Ketua DPP PDIP Djarot Saiful Hidayat menyentil pihak yang meraih berkuasa dengan cara yang menyimpang, salah satunya dengan merekayasa konstitusi.
Djarot tidak menyalahkan ambisi untuk berkuasa, tapi mengingatkan seharusnya kekuasaan itu tidak diraih dengan cara yang menyimpang.
"Sah-sah saja apabila seseorang menginginkan kekuasaan, boleh. Orang pingin kaya, boleh. Tapi cara untuk memperoleh kekuasaan harus benar, jangan sampai memperoleh kekuasaan dengan cara yang menyimpang, apalagi dengan merekayasa konstitusi," kata Djarot saat berpidato dalam diskusi memperingati peristiwa Kudatuli di Kantor DPP PDI-P, Jakarta, Minggu (27/7).
Tidak hanya merekayasa konstitusi, ia juga menyebut ada kekuasaan yang diraih dengan cara yang tidak fair, yaitu dengan menekan pihak-pihak yang tidak sejalan dengannya. Bahkan ada yang sampai dikriminalisasi.
"Apalagi dengan menekan dan mengintimidasi siapa pun yang tidak setuju dengan penguasa saat ini. Yang mengkritik, yang berbeda, dikriminalkan. Cari-cari salahnya sampai ketemu. Masukkan penjara," kata Djarot.

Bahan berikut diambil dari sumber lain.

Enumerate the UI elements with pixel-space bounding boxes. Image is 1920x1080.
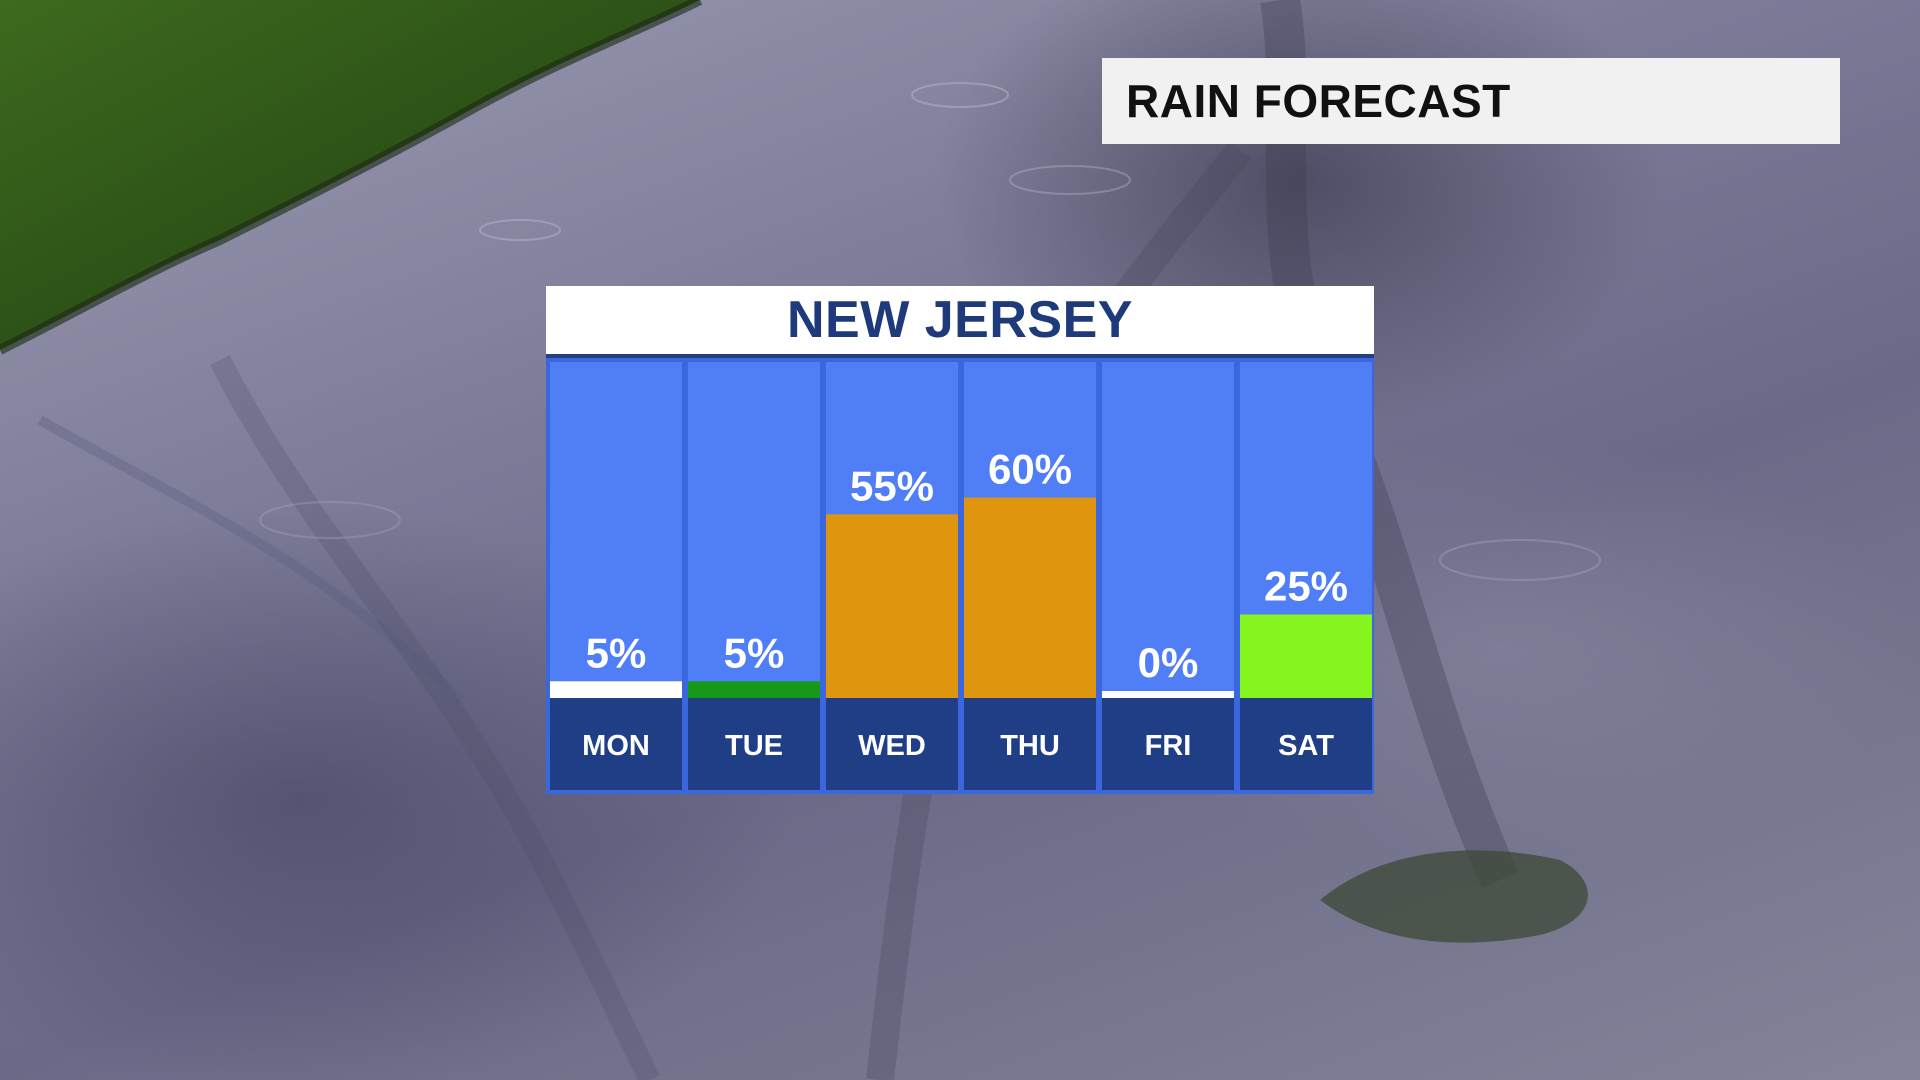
value-label: 60%: [988, 446, 1072, 493]
chart-header: NEW JERSEY: [546, 286, 1374, 358]
bar: [688, 681, 820, 698]
column-background: [688, 362, 820, 698]
page-title: RAIN FORECAST: [1126, 75, 1511, 127]
grass-patch: [0, 0, 700, 350]
day-block: [964, 698, 1096, 790]
title-banner: RAIN FORECAST: [1102, 58, 1840, 144]
day-block: [550, 698, 682, 790]
day-label: WED: [858, 730, 926, 762]
value-label: 0%: [1138, 639, 1199, 686]
chart-title: NEW JERSEY: [787, 291, 1133, 349]
value-label: 5%: [586, 629, 647, 676]
day-block: [688, 698, 820, 790]
day-label: FRI: [1145, 730, 1192, 762]
day-label: MON: [582, 730, 650, 762]
value-label: 55%: [850, 462, 934, 509]
day-label: SAT: [1278, 730, 1334, 762]
rain-chance-chart: NEW JERSEY 5% MON 5% TUE 55% WED 60% THU 0% FRI 25…: [546, 286, 1374, 794]
chart-frame: [546, 358, 1374, 794]
bar: [550, 681, 682, 698]
column-background: [1102, 362, 1234, 698]
bar: [1240, 614, 1372, 698]
bar: [1102, 691, 1234, 698]
day-block: [1240, 698, 1372, 790]
value-label: 25%: [1264, 563, 1348, 610]
leaf-debris: [1320, 850, 1588, 943]
day-block: [1102, 698, 1234, 790]
bar: [826, 514, 958, 698]
bar: [964, 497, 1096, 698]
bar-chart: 5% MON 5% TUE 55% WED 60% THU 0% FRI 25% SAT: [546, 358, 1374, 794]
day-label: THU: [1000, 730, 1060, 762]
day-block: [826, 698, 958, 790]
value-label: 5%: [724, 629, 785, 676]
day-label: TUE: [725, 730, 783, 762]
column-background: [550, 362, 682, 698]
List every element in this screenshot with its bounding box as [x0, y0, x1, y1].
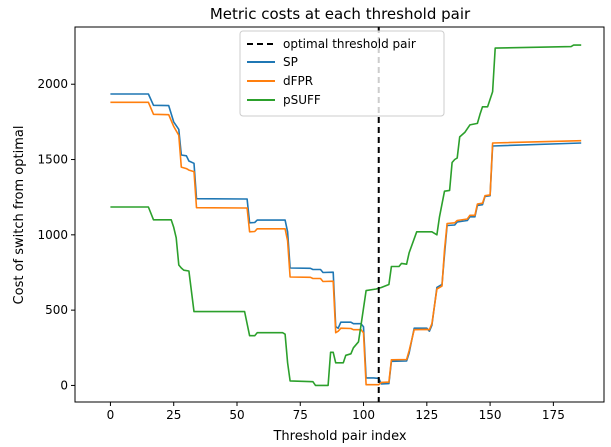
legend: optimal threshold pair SP dFPR pSUFF — [239, 30, 445, 117]
chart-title: Metric costs at each threshold pair — [210, 5, 471, 23]
x-axis-title: Threshold pair index — [272, 429, 406, 444]
x-tick-label: 0 — [107, 408, 115, 422]
legend-box — [239, 30, 445, 117]
y-tick-label: 0 — [60, 378, 68, 392]
legend-label-psuff: pSUFF — [283, 93, 321, 107]
plot-frame — [74, 26, 605, 403]
x-tick-label: 175 — [542, 408, 565, 422]
y-tick-label: 1000 — [37, 228, 68, 242]
legend-label-optimal: optimal threshold pair — [283, 37, 416, 51]
x-tick-label: 150 — [479, 408, 502, 422]
x-tick-label: 75 — [293, 408, 308, 422]
x-tick-label: 100 — [352, 408, 375, 422]
legend-label-sp: SP — [283, 55, 298, 69]
legend-label-dfpr: dFPR — [283, 74, 313, 88]
x-tick-label: 25 — [166, 408, 181, 422]
y-tick-label: 2000 — [37, 77, 68, 91]
x-tick-label: 50 — [229, 408, 244, 422]
x-axis: 0 25 50 75 100 125 150 175 — [107, 402, 565, 422]
series-line-psuff — [110, 44, 582, 387]
y-tick-label: 1500 — [37, 153, 68, 167]
y-tick-label: 500 — [45, 303, 68, 317]
series-line-sp — [110, 93, 582, 385]
x-tick-label: 125 — [415, 408, 438, 422]
y-axis: 0 500 1000 1500 2000 — [37, 77, 75, 392]
y-axis-title: Cost of switch from optimal — [12, 126, 27, 305]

Djarot kemudian menyinggung kasus hukum yang menjerat Eks Menteri Perdagangan Thomas Lembong dan Sekjen partainya, Hasto Kristyanto yang menurutnya penuh tanda tanya.
Ia menduga adanya upaya untuk mencari-cari kesalahan kedua pihak untuk dipenjara. Padahal menurutnya banyak kasus hukum lain yang skala kerugian negaranya lebih besar dan lebih tepat untuk diusut tuntas.
"Kemarin terjadi kasus Tom Lembong dan Hasto Kristiyanto, cari sampai ketemu, masukkan penjara. Kasus yang besar seperti kasus minyak goreng lewat, kasus pesawat jet lewat, kasus korupsi infrastruktur di Sumatera Utara lewat, kasus blok Medan, banyak banget kasus yang segede-gede gajah seperti itu. Kasus korupsi segede gajah lewat," katanya.
"Seperti pepatah, gajah di pelupuk mata tidak kelihatan, kutu di seberang pulau kelihatan. Betul tidak ini?" kata Djarot.

Diskusi ini merupakan bagian dari rangkaian acara peringatan peristiwa Kudatuli yang diperingati setiap tanggal 27 Juli.
Kudatuli merujuk pada penyerangan kantor DPP PDI pada 27 Juli 1996, di tengah konflik internal antara kubu Megawati Soekarnoputri dan Soerjadi, yang kala itu didukung rezim Orde Baru.
Penyerangan tersebut memicu kerusuhan di Jakarta dan menjadi salah satu pemantik perlawanan politik yang mengarah pada reformasi 1998.